Ernst belonged until the late 18th century to the Electorate of Trier, hence the Electoral-Trier cross on the dexter (armsbearer's right, viewer's left) side. Saint Quirinus bore nine balls (called Kugeln in the German blazon and translated “bezants” in the English blazon – the closest standard charge in English heraldry) in his arms, and was also the patron of the church in Niederernst. His attribute now appears on the sinister (armsbearer's left, viewer's right) side of Ernst's arms. The arms were designed by Decku in Sankt Wendel (Saarland).

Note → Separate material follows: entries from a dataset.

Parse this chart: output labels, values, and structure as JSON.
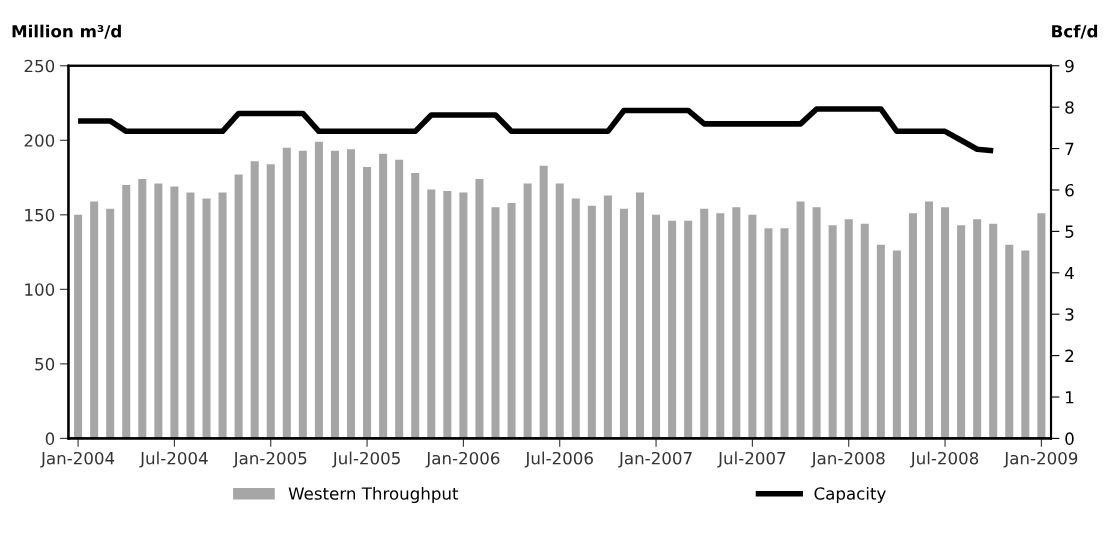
{
  "chart_data": {
    "type": "bar",
    "ylabel": "Million m³/d",
    "y2label": "Bcf/d",
    "categories": [
      "Jan-2004",
      null,
      null,
      null,
      null,
      null,
      "Jul-2004",
      null,
      null,
      null,
      null,
      null,
      "Jan-2005",
      null,
      null,
      null,
      null,
      null,
      "Jul-2005",
      null,
      null,
      null,
      null,
      null,
      "Jan-2006",
      null,
      null,
      null,
      null,
      null,
      "Jul-2006",
      null,
      null,
      null,
      null,
      null,
      "Jan-2007",
      null,
      null,
      null,
      null,
      null,
      "Jul-2007",
      null,
      null,
      null,
      null,
      null,
      "Jan-2008",
      null,
      null,
      null,
      null,
      null,
      "Jul-2008",
      null,
      null,
      null,
      null,
      null,
      "Jan-2009"
    ],
    "series": [
      {
        "name": "Western Throughput",
        "color": "#a6a6a6",
        "values": [
          150,
          159,
          154,
          170,
          174,
          171,
          169,
          165,
          161,
          165,
          177,
          186,
          184,
          195,
          193,
          199,
          193,
          194,
          182,
          191,
          187,
          178,
          167,
          166,
          165,
          174,
          155,
          158,
          171,
          183,
          171,
          161,
          156,
          163,
          154,
          165,
          150,
          146,
          146,
          154,
          151,
          155,
          150,
          141,
          141,
          159,
          155,
          143,
          147,
          144,
          130,
          126,
          151,
          159,
          155,
          143,
          147,
          144,
          130,
          126,
          151
        ]
      },
      {
        "name": "Capacity",
        "type": "line",
        "color": "#000000",
        "values": [
          213,
          213,
          213,
          206,
          206,
          206,
          206,
          206,
          206,
          206,
          218,
          218,
          218,
          218,
          218,
          206,
          206,
          206,
          206,
          206,
          206,
          206,
          217,
          217,
          217,
          217,
          217,
          206,
          206,
          206,
          206,
          206,
          206,
          206,
          220,
          220,
          220,
          220,
          220,
          211,
          211,
          211,
          211,
          211,
          211,
          211,
          221,
          221,
          221,
          221,
          221,
          206,
          206,
          206,
          206,
          200,
          194,
          193,
          null,
          null,
          null
        ]
      }
    ],
    "ylim": [
      0,
      250
    ],
    "yticks": [
      0,
      50,
      100,
      150,
      200,
      250
    ],
    "y2lim": [
      0,
      9
    ],
    "y2ticks": [
      0,
      1,
      2,
      3,
      4,
      5,
      6,
      7,
      8,
      9
    ],
    "grid": false,
    "legend": "bottom"
  }
}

== Culture and sightseeing ==

=== Buildings ===
The following are listed buildings or sites in Rhineland-Palatinate’s Directory of Cultural Monuments:
- Holy Saviour's Catholic Church (Katholische Kirche St. Salvator), Moselstraße 48 – cross-in-square church with twin-tower façade, 1844-1848, architect Johann Claudius von Lassaulx; outside, five gravestones, 19th century; whole complex with graveyard
- Auf der Winneburg 29/31 – double house; timber-frame house, partly solid, dendrochronologically dated to 1503/1504; timber-frame house, partly solid, from 1578
- Before Fährstraße 2 – timber-frame house, partly solid, essentially from the 16th or 17th century, expanded in the 18th century, in two parts, back part with high ground floor, far-jutting upper floor, curved braces; front part likewise timber-frame upper floor with yoke braces, half-hipped roof; whole complex with garden with pavilion
- Fährstraße 9 – portal, from 1772
- Fährstraße 11 – timber-frame house, partly solid, mansard roof, 16th century, roof conversion in the 18th century; towards the back quarrystone building with Late Gothic portal
- Fährstraße 40 –
- Herrenstraße 5 – quarrystone building, plastered, late 18th century
- Herrenstraße 14 – timber-frame house, partly solid, 16th century
- Kleinstraße 3 – fountain
- Klosterstraße 5 – Baroque Revival winemaker's house, about 1900/1910
- Klosterstraße 11 – two-winged timber-frame house, partly plastered, from 1779
- Moselstraße – Heiligenhäuschen (a small, shrinelike structure consecrated to a saint or saints), 1850; cross, from 1663; grave cross, from 1762
- Moselstraße 30 – timber-frame house, partly solid, plastered, hipped mansard roof, 18th century
- Moselstraße 38 – building with half-hipped roof, quarrystone, from 1901
- Moselstraße 46 – former school; quarrystone building, about 1845; basalt wayside cross, from 1616; new school; mansard roof, 1913; whole complex
- Moselstraße/corner of Weingartenstraße – Heiligenhäuschen; relief, from 1686
- Weingartenstraße – basalt wayside cross
- Weingartenstraße 24 – basalt wayside cross, from 1777
- Weingartenstraße 24 – well with well house
- Weingartenstraße 24 – quarrystone house, mid 19th century
- Weingartenstraße 74 – well, 18th century
- Weingartenstraße 75a – solid building, essentially possibly from the 16th century
- Weingartenstraße 81 – solid building, half-hipped roof, from 1832; towards the back timber-frame house, plastered, considerably older
- Weingartenstraße/corner of Herrenstraße – late mediaeval sandstone portal, from (15)48
- Weingartenstraße/corner of Fährstraße – well with well house
- Weingartenstraße/corner of Herrenstraße – Heiligenhäuschen, within, a Baroque Madonna (copy?), 18th century
- On Bundesstraße 49, going towards Cochem – basalt wayside cross, from 1603
- On Bundesstraße 49, going towards Cochem – basalt wayside cross, from 1633
- Kreuzkapelle (“Cross Chapel”) – plastered building, about 1709

The St. Salvator parish church with its twin towers, built in 1845 in Romanesque Revival style with Rhenish slate, is Ernst's foremost landmark.

== Economy and infrastructure ==

=== Transport ===
Bundesstraße 49 runs by the village, and Autobahn A 48 can be reached over either Landesstraße (State Road) 98 or Bundesstraße 259.

== Sundry ==
In 2005, Ernst was a winner in the contest Unser Dorf hat Zukunft (“Our village has a future”).